Em 69 e em Tokyo Decline , um romance autobiográfico, uma voz experiente, alerta e astuta transcreve a revolta ou a militância na capital japonesa e entrelaça graciosamente alusões culturais de época com extremos de ternura silenciosa e violência de propaganda. Não faltam encontros sexuais ou anomalias anatômicas em flertes momentâneos, nunca menos que bizarros. Um homem organiza um teste de elenco para um suposto filme apenas para conhecer uma mulher que substituirá sua falecida esposa no espirituoso Audition , um romance agradável de simplicidade fraudulenta, animado por seus detalhes.
Em Piercing, vale a pena observar como um autor consegue construir com tanto sucesso a loucura do protagonista e manobrar ileso com materiais de temperaturas e impulsos tão opostos, honrando a neutralidade japonesa em relação às coisas, colocadas no mesmo nível. Desvios inesperados são uma especialidade de Ryu Murakami — andam de mãos dadas com sua versatilidade; assim como Takeshi Kitano , ele é roteirista e cineasta — e o leitor se sente desconcertantemente grato por uma raça tão rara de escritores.
No livro "Child" , de Takeshi Kitano (Editora Elefanta), crianças torturadas por outras pessoas e estudantes que matam aula são frequentes. Provocações e humilhações entre crianças, fugas e os primeiros espasmos de uma paixão. Suas belas cenas dão a impressão de que qualquer um pode começar a escrever uma história no Japão; o contexto fornece os ingredientes necessários. Mais dura e elaborada é a atmosfera recriada por Fumiko Enchi em "The Years of Waiting " (Editora Chai), de uma época em que o Japão era implacável. Um romance de sabedoria sólida e triste, sustentado por uma impiedade fria e objetiva, corta como o fio de uma lâmina.
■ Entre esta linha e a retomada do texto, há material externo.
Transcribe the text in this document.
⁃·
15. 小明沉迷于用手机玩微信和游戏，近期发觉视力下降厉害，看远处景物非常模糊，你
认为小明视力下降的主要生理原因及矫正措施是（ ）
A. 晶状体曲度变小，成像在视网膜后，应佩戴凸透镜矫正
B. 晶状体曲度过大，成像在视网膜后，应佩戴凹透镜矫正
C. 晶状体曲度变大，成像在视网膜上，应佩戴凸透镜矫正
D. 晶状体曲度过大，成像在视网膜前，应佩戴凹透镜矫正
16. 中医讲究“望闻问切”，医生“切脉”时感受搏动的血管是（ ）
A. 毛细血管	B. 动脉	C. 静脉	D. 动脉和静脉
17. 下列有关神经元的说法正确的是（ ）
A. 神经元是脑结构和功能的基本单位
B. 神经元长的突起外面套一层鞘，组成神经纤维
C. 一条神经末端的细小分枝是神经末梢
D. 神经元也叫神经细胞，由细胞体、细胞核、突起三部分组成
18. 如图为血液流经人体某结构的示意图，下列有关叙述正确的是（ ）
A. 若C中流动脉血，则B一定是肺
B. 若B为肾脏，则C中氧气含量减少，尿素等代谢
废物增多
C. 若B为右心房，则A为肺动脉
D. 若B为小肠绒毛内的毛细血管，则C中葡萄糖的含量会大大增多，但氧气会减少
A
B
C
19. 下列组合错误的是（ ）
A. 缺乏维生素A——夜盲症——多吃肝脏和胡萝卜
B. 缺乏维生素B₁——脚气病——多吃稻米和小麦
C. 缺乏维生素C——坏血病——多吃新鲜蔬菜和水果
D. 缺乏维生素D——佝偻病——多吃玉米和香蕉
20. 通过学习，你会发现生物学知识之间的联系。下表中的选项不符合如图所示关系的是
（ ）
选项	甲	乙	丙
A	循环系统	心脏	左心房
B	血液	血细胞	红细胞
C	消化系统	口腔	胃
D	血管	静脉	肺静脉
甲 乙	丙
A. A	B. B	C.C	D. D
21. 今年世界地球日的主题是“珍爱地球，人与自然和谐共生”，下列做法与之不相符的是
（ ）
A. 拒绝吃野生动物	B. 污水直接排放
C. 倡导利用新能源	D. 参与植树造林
Uma jovem dada pelos pais a um homem poderoso; uma concubina protegida pela esposa oficial. Provas, sacrifícios e consentimento; aprendizado e medo das consequências como motivos melódicos. A qualidade da observação faz com que a escritora: "Embora ela não sentisse desejo de ter um filho dele, ser julgada como uma mulher que não podia conceber fez com que seu jovem coração se fechasse com uma terrível desesperança, como se ela tivesse chegado a um lugar sem acomodações ao final de uma longa jornada."
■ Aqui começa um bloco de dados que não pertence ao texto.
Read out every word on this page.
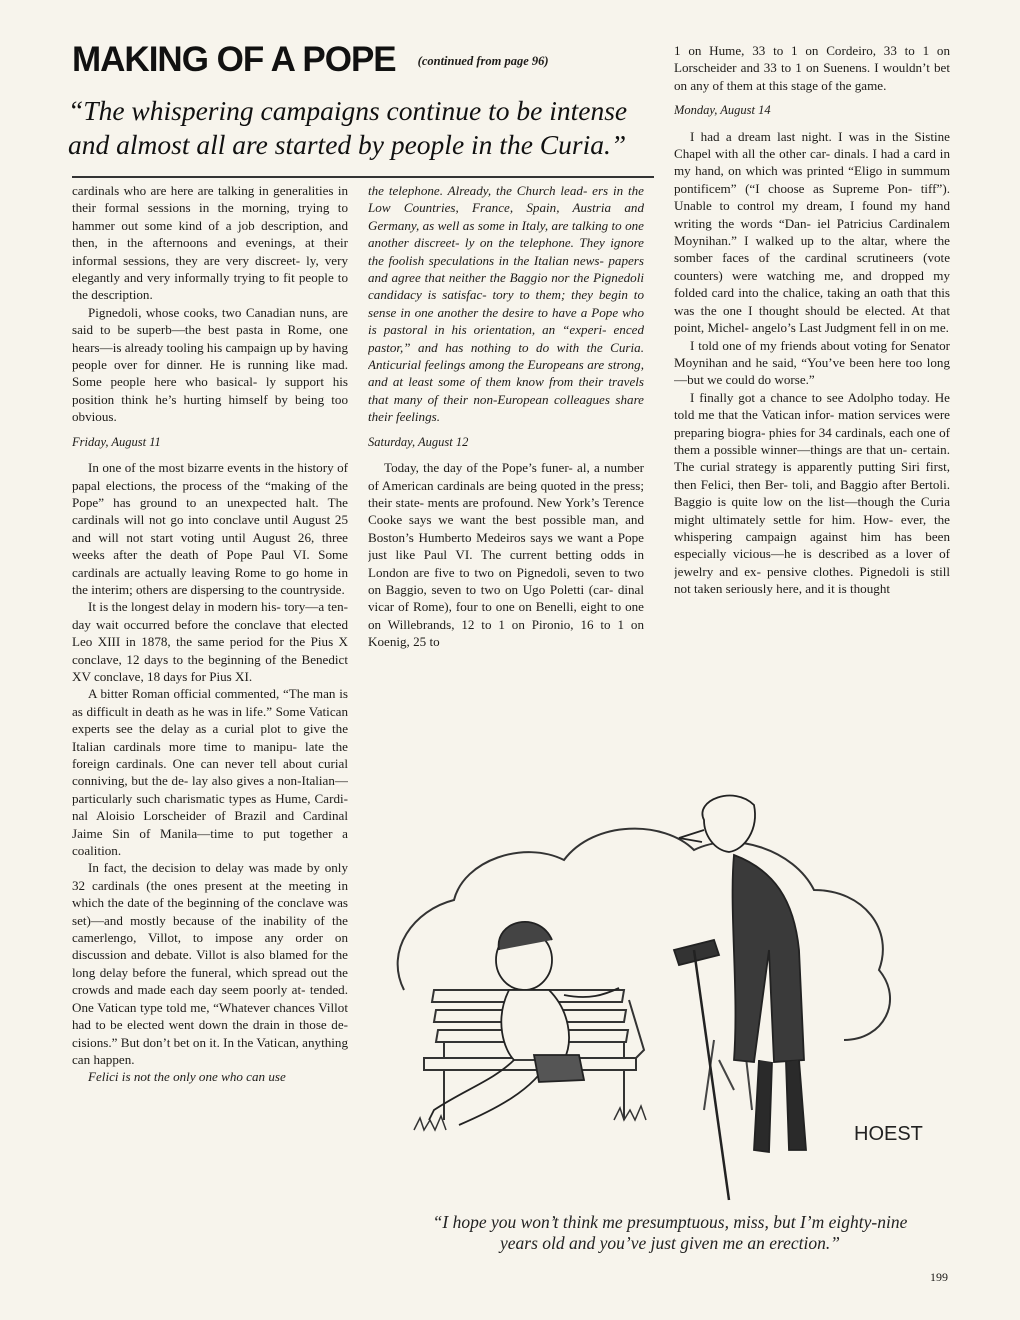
MAKING OF A POPE $^{(continued from page 96)}$
“The whispering campaigns continue to be intense and almost all are started by people in the Curia.”

cardinals who are here are talking in generalities in their formal sessions in the morning, trying to hammer out some kind of a job description, and then, in the afternoons and evenings, at their informal sessions, they are very discreet- ly, very elegantly and very informally trying to fit people to the description.

Pignedoli, whose cooks, two Canadian nuns, are said to be superb—the best pasta in Rome, one hears—is already tooling his campaign up by having people over for dinner. He is running like mad. Some people here who basical- ly support his position think he’s hurting himself by being too obvious.

Friday, August 11

In one of the most bizarre events in the history of papal elections, the process of the “making of the Pope” has ground to an unexpected halt. The cardinals will not go into conclave until August 25 and will not start voting until August 26, three weeks after the death of Pope Paul VI. Some cardinals are actually leaving Rome to go home in the interim; others are dispersing to the countryside.

It is the longest delay in modern his- tory—a ten-day wait occurred before the conclave that elected Leo XIII in 1878, the same period for the Pius X conclave, 12 days to the beginning of the Benedict XV conclave, 18 days for Pius XI.

A bitter Roman official commented, “The man is as difficult in death as he was in life.” Some Vatican experts see the delay as a curial plot to give the Italian cardinals more time to manipu- late the foreign cardinals. One can never tell about curial conniving, but the de- lay also gives a non-Italian—particularly such charismatic types as Hume, Cardi- nal Aloisio Lorscheider of Brazil and Cardinal Jaime Sin of Manila—time to put together a coalition.

In fact, the decision to delay was made by only 32 cardinals (the ones present at the meeting in which the date of the beginning of the conclave was set)—and mostly because of the inability of the camerlengo, Villot, to impose any order on discussion and debate. Villot is also blamed for the long delay before the funeral, which spread out the crowds and made each day seem poorly at- tended. One Vatican type told me, “Whatever chances Villot had to be elected went down the drain in those de- cisions.” But don’t bet on it. In the Vatican, anything can happen.

Felici is not the only one who can use

the telephone. Already, the Church lead- ers in the Low Countries, France, Spain, Austria and Germany, as well as some in Italy, are talking to one another discreet- ly on the telephone. They ignore the foolish speculations in the Italian news- papers and agree that neither the Baggio nor the Pignedoli candidacy is satisfac- tory to them; they begin to sense in one another the desire to have a Pope who is pastoral in his orientation, an “experi- enced pastor,” and has nothing to do with the Curia. Anticurial feelings among the Europeans are strong, and at least some of them know from their travels that many of their non-European colleagues share their feelings.

Saturday, August 12

Today, the day of the Pope’s funer- al, a number of American cardinals are being quoted in the press; their state- ments are profound. New York’s Terence Cooke says we want the best possible man, and Boston’s Humberto Medeiros says we want a Pope just like Paul VI. The current betting odds in London are five to two on Pignedoli, seven to two on Baggio, seven to two on Ugo Poletti (car- dinal vicar of Rome), four to one on Benelli, eight to one on Willebrands, 12 to 1 on Pironio, 16 to 1 on Koenig, 25 to

1 on Hume, 33 to 1 on Cordeiro, 33 to 1 on Lorscheider and 33 to 1 on Suenens. I wouldn’t bet on any of them at this stage of the game.

Monday, August 14

I had a dream last night. I was in the Sistine Chapel with all the other car- dinals. I had a card in my hand, on which was printed “Eligo in summum pontificem” (“I choose as Supreme Pon- tiff”). Unable to control my dream, I found my hand writing the words “Dan- iel Patricius Cardinalem Moynihan.” I walked up to the altar, where the somber faces of the cardinal scrutineers (vote counters) were watching me, and dropped my folded card into the chalice, taking an oath that this was the one I thought should be elected. At that point, Michel- angelo’s Last Judgment fell in on me.

I told one of my friends about voting for Senator Moynihan and he said, “You’ve been here too long—but we could do worse.”

I finally got a chance to see Adolpho today. He told me that the Vatican infor- mation services were preparing biogra- phies for 34 cardinals, each one of them a possible winner—things are that un- certain. The curial strategy is apparently putting Siri first, then Felici, then Ber- toli, and Baggio after Bertoli. Baggio is quite low on the list—though the Curia might ultimately settle for him. How- ever, the whispering campaign against him has been especially vicious—he is described as a lover of jewelry and ex- pensive clothes. Pignedoli is still not taken seriously here, and it is thought

HOEST
“I hope you won’t think me presumptuous, miss, but I’m eighty-nine years old and you’ve just given me an erection.”
199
Outras vezes, outras ambições literárias. As descrições pacientes parecem suavizar a crueldade dos fatos, mas a acentuam, enquanto Enchi dedica todo o tempo necessário a cada coisa. (É o oposto de um defeito.) Nisso se assemelha a Seicho Matsumoto , autor de O Castelo de Areia (Livros del Asteroide), outro compositor sem pressa, que trouxe à tona um hábito comum na narrativa de seu país — a suspeita — e o escritor policial mais delicado do mundo (não apenas porque seu inspetor escreve haicais). Um detalhe, e outro, e outro, os torna escritores incopiáveis. Como Kawabata, Soseki, Tanizaki e companhia, isso não se consegue com inteligência artificial.